Вдруг на лице его появилась блаженная улыбка, и юноша отвернулся к стене, задышал ровно и сильно.

Косьма понял, что спасённый юноша погрузился в сон и что теперь ему уже не требуется ничего, кроме тишины и покоя.

Склонившись над соплеменником, брат Косьма единым духом прочитал двенадцать молитв, благодаря Вседержителя и святителя Николая за счастливое избавление от лютой погибели юного славянского раба, затем снял с огня чечевичную похлёбку, затеплил в глиняной плошке узкий фитилёк, очинил лебединое перо, собрался с духом, наскоро помолился и принялся выводить на телячьей коже угловатые буквицы: "Блажен муж, иже не иде на совет нечестивых, и на пути грешных не ста, и на седалище губителей не седе.

Но в законе Господни воля Его, и в законе Его поучится день и нощь.

И будет яко древо насаждено при исходящих вод, еже плод свой даст во время оно; и лист его не отпадёт, и вся, елико ещё творит, успеет..."

Вход в пещеру был плотно завешен звериными шкурами, но иногда порыв свежего ветра с моря задувал понизу, и огонёк в светильнике начинал трепетать, словно был он живым и желал оторваться от сального фитилька, улететь к небесам, к Господнему престолу...

Блаженно улыбался брат Косьма, водя послушным пером по пергамену, ясно сознавая величие дела, которому он решил посвятить все дни, отпущенные Богом для жизни сей.

На жёстком ложе порой беспокойно ворочался спасённый всеблагой волей Провидения молодой раб.
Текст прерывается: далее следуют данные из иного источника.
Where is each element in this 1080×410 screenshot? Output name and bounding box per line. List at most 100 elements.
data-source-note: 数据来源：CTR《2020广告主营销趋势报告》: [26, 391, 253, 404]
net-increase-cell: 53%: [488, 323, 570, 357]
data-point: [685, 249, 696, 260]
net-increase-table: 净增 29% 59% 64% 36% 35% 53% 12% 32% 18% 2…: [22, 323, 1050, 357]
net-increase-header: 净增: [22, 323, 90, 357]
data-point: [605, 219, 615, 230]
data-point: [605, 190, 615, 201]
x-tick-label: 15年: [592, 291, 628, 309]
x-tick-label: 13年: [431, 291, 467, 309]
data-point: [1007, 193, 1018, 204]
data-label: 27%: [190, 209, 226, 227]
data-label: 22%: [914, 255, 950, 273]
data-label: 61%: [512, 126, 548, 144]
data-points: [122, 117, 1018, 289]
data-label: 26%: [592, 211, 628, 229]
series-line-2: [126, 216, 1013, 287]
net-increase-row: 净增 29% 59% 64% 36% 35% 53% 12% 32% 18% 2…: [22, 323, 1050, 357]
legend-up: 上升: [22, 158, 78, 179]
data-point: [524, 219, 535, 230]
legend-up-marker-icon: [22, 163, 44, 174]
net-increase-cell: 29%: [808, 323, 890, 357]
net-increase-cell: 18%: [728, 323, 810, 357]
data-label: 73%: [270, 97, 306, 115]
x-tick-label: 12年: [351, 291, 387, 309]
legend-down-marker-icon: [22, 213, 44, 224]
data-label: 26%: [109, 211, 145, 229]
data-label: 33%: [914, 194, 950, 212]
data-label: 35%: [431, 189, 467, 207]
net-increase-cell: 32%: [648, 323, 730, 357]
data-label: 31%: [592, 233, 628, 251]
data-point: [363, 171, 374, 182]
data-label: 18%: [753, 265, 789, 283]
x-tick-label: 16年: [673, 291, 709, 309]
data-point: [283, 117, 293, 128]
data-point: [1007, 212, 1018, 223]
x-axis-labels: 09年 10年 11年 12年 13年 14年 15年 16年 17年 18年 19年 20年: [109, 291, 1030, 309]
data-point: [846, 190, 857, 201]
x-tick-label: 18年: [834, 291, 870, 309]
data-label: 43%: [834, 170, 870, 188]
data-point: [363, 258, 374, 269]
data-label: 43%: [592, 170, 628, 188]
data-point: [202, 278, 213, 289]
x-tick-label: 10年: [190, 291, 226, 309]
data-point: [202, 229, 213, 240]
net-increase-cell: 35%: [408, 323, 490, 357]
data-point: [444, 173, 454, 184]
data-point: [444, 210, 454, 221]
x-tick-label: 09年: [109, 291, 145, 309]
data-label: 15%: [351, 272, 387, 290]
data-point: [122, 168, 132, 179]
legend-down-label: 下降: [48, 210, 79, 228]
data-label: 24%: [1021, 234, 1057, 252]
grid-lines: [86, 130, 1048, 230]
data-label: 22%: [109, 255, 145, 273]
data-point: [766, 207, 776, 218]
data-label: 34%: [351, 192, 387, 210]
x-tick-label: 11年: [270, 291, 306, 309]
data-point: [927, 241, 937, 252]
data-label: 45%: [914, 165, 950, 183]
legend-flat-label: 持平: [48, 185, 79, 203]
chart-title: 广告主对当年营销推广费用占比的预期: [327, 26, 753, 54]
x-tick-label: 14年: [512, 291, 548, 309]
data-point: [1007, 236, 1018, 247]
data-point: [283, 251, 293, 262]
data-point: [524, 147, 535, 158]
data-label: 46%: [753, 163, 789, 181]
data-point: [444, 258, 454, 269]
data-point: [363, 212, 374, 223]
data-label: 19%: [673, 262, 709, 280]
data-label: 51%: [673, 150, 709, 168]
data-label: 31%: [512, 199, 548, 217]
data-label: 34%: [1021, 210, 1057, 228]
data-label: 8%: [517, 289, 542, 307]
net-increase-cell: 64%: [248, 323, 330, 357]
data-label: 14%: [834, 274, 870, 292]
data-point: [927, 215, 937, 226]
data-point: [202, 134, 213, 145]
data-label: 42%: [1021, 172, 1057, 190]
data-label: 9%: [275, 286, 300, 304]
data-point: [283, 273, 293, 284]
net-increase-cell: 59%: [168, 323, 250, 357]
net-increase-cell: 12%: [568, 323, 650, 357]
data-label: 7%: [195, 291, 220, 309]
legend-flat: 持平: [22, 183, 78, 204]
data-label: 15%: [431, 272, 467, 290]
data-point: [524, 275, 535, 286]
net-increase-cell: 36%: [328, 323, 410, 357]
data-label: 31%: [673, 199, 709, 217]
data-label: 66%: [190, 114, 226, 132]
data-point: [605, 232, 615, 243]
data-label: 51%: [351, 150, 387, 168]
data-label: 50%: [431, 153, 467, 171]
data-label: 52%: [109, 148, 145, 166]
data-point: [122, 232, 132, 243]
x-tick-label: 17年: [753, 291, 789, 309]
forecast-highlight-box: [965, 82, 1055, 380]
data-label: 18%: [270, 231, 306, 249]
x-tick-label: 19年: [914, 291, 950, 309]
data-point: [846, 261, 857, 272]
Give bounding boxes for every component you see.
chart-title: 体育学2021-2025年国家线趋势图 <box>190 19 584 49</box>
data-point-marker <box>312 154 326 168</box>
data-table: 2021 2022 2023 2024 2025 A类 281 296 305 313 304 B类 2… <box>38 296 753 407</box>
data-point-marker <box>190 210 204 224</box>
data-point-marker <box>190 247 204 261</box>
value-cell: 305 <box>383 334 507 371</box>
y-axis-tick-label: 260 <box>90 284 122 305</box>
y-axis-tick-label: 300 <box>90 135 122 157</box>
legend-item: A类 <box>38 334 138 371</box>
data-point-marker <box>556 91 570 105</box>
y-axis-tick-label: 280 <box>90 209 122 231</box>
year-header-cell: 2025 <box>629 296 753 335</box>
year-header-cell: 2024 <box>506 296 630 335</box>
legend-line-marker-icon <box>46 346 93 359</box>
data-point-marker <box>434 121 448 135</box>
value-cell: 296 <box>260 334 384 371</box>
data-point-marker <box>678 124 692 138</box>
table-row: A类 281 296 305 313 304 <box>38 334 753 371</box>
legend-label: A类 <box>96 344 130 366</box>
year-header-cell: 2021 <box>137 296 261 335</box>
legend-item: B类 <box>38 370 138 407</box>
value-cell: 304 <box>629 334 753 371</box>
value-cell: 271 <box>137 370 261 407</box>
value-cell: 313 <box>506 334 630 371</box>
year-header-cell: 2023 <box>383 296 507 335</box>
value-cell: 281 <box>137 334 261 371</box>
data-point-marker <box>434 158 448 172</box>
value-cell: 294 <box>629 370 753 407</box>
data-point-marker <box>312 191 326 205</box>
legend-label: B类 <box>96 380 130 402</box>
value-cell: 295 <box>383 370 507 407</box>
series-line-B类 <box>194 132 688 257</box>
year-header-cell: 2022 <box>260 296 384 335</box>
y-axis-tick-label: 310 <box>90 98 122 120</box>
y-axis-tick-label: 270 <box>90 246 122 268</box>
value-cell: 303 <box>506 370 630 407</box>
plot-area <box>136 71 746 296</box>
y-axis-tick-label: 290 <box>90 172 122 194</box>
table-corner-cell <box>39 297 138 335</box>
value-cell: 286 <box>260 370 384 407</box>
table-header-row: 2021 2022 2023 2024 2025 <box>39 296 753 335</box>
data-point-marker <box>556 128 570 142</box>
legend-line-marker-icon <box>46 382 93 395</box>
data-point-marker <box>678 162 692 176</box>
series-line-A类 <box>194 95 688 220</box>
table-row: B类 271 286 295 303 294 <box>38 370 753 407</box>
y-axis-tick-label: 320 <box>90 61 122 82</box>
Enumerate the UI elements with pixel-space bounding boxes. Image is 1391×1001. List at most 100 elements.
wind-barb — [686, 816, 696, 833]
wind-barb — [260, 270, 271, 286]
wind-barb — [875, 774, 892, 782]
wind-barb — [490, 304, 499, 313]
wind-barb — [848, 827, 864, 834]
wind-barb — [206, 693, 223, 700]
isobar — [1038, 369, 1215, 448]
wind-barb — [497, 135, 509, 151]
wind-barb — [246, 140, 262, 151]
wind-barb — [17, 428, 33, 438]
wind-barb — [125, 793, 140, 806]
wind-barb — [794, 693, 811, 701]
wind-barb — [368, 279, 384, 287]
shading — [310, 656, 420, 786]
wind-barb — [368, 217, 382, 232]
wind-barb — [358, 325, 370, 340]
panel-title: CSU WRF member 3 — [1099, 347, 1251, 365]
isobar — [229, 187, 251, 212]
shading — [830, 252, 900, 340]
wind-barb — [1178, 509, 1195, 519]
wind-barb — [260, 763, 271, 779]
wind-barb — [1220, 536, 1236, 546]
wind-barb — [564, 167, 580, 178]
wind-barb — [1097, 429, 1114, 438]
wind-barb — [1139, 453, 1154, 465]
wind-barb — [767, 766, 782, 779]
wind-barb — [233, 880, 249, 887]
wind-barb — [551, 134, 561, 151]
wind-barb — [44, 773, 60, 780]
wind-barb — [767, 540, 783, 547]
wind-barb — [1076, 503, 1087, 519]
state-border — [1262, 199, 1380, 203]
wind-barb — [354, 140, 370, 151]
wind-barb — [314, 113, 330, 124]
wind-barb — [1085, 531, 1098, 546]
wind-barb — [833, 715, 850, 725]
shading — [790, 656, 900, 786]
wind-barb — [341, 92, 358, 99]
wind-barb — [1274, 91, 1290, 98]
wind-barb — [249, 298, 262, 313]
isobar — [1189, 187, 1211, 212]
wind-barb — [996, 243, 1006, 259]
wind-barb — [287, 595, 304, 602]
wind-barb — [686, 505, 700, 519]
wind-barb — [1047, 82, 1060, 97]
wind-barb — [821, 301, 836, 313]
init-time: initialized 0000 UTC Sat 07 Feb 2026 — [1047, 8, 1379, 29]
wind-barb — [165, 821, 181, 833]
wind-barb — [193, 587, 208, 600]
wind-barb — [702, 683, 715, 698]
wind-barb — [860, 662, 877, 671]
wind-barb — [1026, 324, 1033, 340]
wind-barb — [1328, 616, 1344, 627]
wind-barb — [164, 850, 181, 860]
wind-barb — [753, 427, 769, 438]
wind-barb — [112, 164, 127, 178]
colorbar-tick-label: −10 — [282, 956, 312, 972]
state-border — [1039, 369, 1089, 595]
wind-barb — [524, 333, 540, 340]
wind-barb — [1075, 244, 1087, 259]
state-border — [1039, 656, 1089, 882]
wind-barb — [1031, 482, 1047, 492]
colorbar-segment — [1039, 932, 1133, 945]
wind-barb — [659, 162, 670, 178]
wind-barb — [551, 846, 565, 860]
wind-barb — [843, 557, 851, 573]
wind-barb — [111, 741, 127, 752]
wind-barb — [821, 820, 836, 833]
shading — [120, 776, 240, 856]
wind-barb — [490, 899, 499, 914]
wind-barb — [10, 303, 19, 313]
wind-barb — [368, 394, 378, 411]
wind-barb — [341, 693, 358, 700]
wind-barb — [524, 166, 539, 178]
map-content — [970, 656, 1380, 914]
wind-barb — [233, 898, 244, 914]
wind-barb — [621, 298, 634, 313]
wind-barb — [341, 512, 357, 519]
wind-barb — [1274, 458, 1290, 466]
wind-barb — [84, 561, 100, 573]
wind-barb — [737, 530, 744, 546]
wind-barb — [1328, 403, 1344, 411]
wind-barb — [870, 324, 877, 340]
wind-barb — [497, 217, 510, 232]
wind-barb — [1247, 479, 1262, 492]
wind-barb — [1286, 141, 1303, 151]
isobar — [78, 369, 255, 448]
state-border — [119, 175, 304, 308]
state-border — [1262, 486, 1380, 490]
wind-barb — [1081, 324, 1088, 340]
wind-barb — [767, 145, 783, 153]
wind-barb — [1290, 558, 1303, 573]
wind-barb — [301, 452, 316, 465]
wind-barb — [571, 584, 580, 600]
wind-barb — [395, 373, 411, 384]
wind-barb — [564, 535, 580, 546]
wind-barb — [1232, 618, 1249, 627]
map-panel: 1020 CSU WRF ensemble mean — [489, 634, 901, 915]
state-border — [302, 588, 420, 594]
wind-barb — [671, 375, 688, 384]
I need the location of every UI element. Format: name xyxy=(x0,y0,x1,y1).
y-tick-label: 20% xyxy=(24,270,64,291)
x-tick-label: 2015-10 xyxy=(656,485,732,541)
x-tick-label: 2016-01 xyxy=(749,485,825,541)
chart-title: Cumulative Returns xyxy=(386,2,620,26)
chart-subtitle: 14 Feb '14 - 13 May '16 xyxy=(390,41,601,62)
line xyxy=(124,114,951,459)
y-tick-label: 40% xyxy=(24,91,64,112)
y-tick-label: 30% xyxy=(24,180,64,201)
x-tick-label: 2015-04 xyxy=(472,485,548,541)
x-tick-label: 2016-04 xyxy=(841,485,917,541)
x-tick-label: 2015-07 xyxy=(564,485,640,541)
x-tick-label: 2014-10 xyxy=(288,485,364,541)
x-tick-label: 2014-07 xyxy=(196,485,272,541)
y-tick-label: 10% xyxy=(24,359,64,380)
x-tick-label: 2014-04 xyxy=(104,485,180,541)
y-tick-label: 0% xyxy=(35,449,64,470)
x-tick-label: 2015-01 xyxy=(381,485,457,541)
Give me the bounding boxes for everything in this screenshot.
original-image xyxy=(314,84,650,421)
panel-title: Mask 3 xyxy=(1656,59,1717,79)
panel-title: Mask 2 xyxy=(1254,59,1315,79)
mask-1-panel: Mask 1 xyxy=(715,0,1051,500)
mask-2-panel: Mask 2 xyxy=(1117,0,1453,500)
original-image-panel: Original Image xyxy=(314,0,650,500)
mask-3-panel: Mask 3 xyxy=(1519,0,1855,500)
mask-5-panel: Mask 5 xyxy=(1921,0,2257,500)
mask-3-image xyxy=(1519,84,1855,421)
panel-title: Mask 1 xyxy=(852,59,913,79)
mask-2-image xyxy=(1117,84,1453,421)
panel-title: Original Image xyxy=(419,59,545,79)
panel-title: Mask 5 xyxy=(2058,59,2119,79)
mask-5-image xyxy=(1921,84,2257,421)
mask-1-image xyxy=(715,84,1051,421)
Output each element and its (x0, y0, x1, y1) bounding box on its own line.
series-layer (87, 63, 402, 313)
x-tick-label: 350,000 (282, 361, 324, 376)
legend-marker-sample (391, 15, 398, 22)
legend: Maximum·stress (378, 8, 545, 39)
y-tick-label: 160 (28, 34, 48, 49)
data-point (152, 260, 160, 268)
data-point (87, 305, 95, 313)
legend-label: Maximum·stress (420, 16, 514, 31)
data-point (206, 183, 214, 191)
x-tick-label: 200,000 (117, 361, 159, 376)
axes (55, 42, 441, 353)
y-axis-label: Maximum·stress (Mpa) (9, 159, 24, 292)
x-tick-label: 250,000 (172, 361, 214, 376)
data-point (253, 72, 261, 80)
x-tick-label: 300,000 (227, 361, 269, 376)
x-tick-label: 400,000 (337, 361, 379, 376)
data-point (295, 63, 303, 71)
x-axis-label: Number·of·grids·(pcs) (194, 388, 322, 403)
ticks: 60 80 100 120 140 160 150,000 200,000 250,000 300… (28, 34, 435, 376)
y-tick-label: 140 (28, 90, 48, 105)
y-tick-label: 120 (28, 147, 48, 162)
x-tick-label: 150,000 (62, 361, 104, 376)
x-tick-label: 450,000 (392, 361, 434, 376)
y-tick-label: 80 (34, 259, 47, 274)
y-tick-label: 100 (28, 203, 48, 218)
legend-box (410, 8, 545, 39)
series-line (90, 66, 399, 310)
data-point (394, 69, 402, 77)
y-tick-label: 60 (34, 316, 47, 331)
Вскрикивал он в беспамятстве, взмахивал руками, словно бы и во сне приходилось ему сражаться с невидимым грозным врагом. "А может, то бесы вселились в несчастного и терзают его?" - подумал вдруг брат Косьма и, отложив лебяжье перо, подошёл к соплеменнику.

Долго и тщательно творил Косьма очистительную молитву над измученным юношей.

Подействовало слово Божие, слетела на голову юноши призванная благодать, успокоился он и засопел, словно малое дитя, задышал глубоко и размеренно.

Косьма вернулся к прерванному занятию, развернул пожелтевший от времени лист пергамена, вчитался в греческие священные письмена, призадумался, как изложить божественную премудрость славянскими словами, но отчего-то мысли его не могли упорядочиться, разбегались, перехлёстывали одна другую, и вместо раздумий над боговдохновенным текстом из глубин памяти выплывали полузабытые старые заговоры и наговоры, потаённые рецепты целебных отваров, способы излечения от лихорадки и бледнухи, знобухи и трепухи, ломовой и маяльницы, матухны и дрянищи...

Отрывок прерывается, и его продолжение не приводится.